Ces considérations ont amené le Tribunal fédéral des assurances à confier à un collège d'experts, le 28 mars 2000, une expertise de principe en matière de médecine dentaire. Le collège d'experts était composé de trois membres, savoir MM. Urs Gebauer, docteur en médecine dentaire à la Klinik für Kieferorthopädie de l'Université de Berne, Martin Chiarini, docteur en médecine dentaire à l'Ecole de médecine dentaire, à Genève, et Mme Wanda Gnoinski, docteur en médecine dentaire à la Klinik für Kieferorthopädie und Kinderzahnmedizin, à Zurich. Les experts ont eu la possibilité de demander le concours d'autres spécialistes.
L'expertise a été déposée au tribunal le 31 octobre 2000 et elle a fait l'objet d'une discussion avec les experts le 16 février 2001. Le 21 avril 2001, ces derniers ont déposé un rapport complémentaire. Ils ont répondu aux questions posées sur un plan général, c'est-à-dire abstraction faite des cas particuliers pendants devant le tribunal.
Ils ont ainsi fourni les éléments qui permettent une interprétation de la loi fondée sur une meilleure compréhension de la science médicale dont elle s'inspire.
3.- a) Les experts ont été invités à se prononcer sur le caractère de maladie en présence de dislocations dentaires (position ectopique des dents), dents ou germes dentaires surnuméraires au sens de l'art. 17 let. a ch. 2 OPAS.

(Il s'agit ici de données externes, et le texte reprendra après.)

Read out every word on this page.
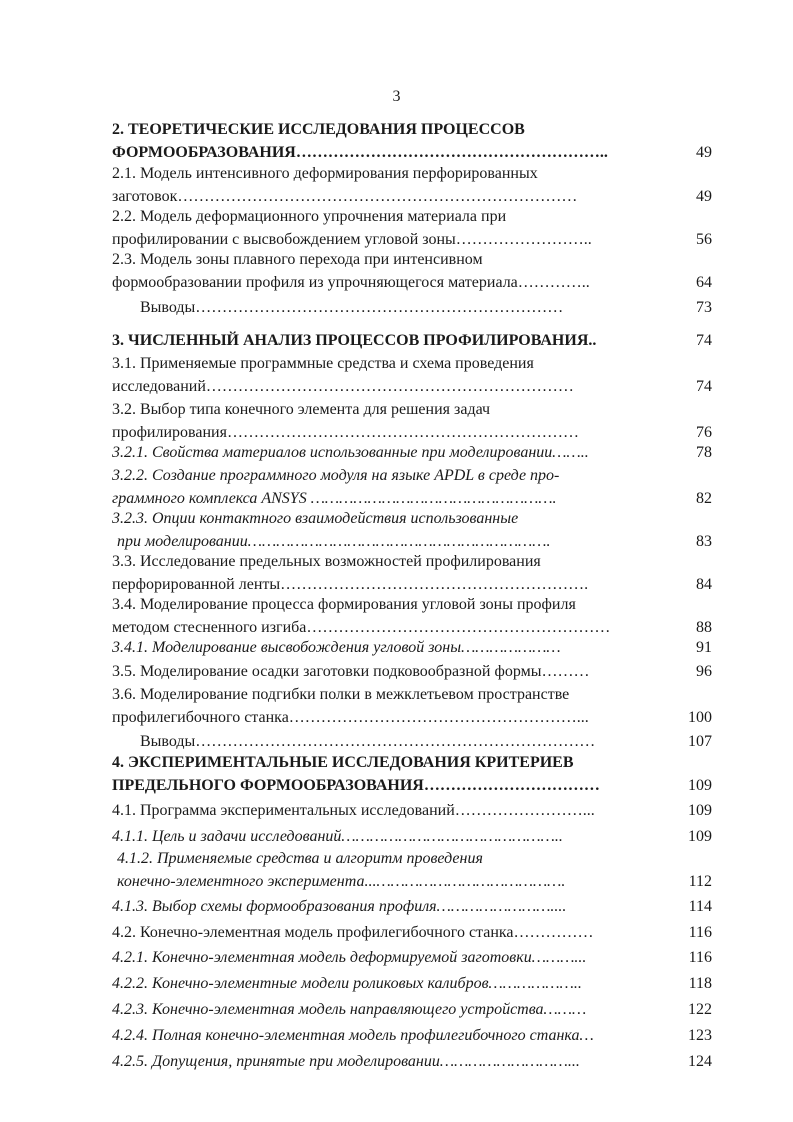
3
2. ТЕОРЕТИЧЕСКИЕ ИССЛЕДОВАНИЯ ПРОЦЕССОВ
ФОРМООБРАЗОВАНИЯ…………………………………………………..	49
2.1. Модель интенсивного деформирования перфорированных
заготовок…………………………………………………………………	49
2.2. Модель деформационного упрочнения материала при
профилировании с высвобождением угловой зоны……………………..	56
2.3. Модель зоны плавного перехода при интенсивном
формообразовании профиля из упрочняющегося материала…………..	64
Выводы……………………………………………………………	73
3. ЧИСЛЕННЫЙ АНАЛИЗ ПРОЦЕССОВ ПРОФИЛИРОВАНИЯ..	74
3.1. Применяемые программные средства и схема проведения
исследований……………………………………………………………	74
3.2. Выбор типа конечного элемента для решения задач
профилирования…………………………………………………………	76
3.2.1. Свойства материалов использованные при моделировании……..	78
3.2.2. Создание программного модуля на языке APDL в среде про-
граммного комплекса ANSYS …………………………………………….	82
3.2.3. Опции контактного взаимодействия использованные
при моделировании……………………………………………………….	83
3.3. Исследование предельных возможностей профилирования
перфорированной ленты………………………………………………….	84
3.4. Моделирование процесса формирования угловой зоны профиля
методом стесненного изгиба…………………………………………………	88
3.4.1. Моделирование высвобождения угловой зоны…………………	91
3.5. Моделирование осадки заготовки подковообразной формы………	96
3.6. Моделирование подгибки полки в межклетьевом пространстве
профилегибочного станка………………………………………………...	100
Выводы…………………………………………………………………	107
4. ЭКСПЕРИМЕНТАЛЬНЫЕ ИССЛЕДОВАНИЯ КРИТЕРИЕВ
ПРЕДЕЛЬНОГО ФОРМООБРАЗОВАНИЯ……………………………	109
4.1. Программа экспериментальных исследований……………………...	109
4.1.1. Цель и задачи исследований………………………………………..	109
4.1.2. Применяемые средства и алгоритм проведения
конечно-элементного эксперимента...………………………………….	112
4.1.3. Выбор схемы формообразования профиля……………………....	114
4.2. Конечно-элементная модель профилегибочного станка……………	116
4.2.1. Конечно-элементная модель деформируемой заготовки………...	116
4.2.2. Конечно-элементные модели роликовых калибров………………..	118
4.2.3. Конечно-элементная модель направляющего устройства………	122
4.2.4. Полная конечно-элементная модель профилегибочного станка…	123
4.2.5. Допущения, принятые при моделировании………………………...	124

Ils ont estimé qu'il devait s'agir d'une maladie qualifiée par rapport à la notion de maladie définie à l'art. 2 al. 1 LAMal. Du moment que les notions de "dislocations dentaires" et de "dents ou germes dentaires surnuméraires" visent aussi bien des maladies sévères que des affections de peu de gravité du système de la mastication, il est possible, grâce à ce critère de distinction, de délimiter les maladies graves - c'est-à-dire celles qui revêtent le caractère de maladie au sens de l'ordonnance - des autres affections qui ne peuvent pas être qualifiées de graves et qui, en conséquence, ne tombent pas sous le coup de l'art. 31 al. 1 LAMal.
b) Sur la base des conclusions des experts, le Tribunal fédéral des assurances a été amené à considérer, de manière générale, que dans la mesure où elle suppose l'existence d'une atteinte qualifiée à la santé, la notion de maladie au sens des art. 17 (phrase introductive) et 17 let. a ch. 2 OPAS, est plus restrictive que la notion de maladie valable généralement dans l'assurance-maladie sociale (art. 2 al. 1 LAMal). Autrement dit, le degré de gravité de la maladie est une des conditions de la prise en charge par l'assurance-maladie des traitements dentaires; les atteintes à la santé qui ne présentent pas ce degré de gravité n'entrent pas dans les prévisions de l'art. 31 al. 1 LAMal. La répétition du terme "maladie" à l'art. 17 let. a ch. 2 OPAS vise à mettre l'accent sur la condition de gravité requise de manière générale à l'art. 17 OPAS. En effet, dans le cas de dislocations dentaires, dents ou germes dentaires surnuméraires, il se trouve précisément un nombre prépondérant d'affections légères par rapport aux atteintes à la santé qui revêtent un caractère de gravité (arrêt M. du 19 septembre 2001, K 73/98, destiné à la publication dans le Recueil officiel).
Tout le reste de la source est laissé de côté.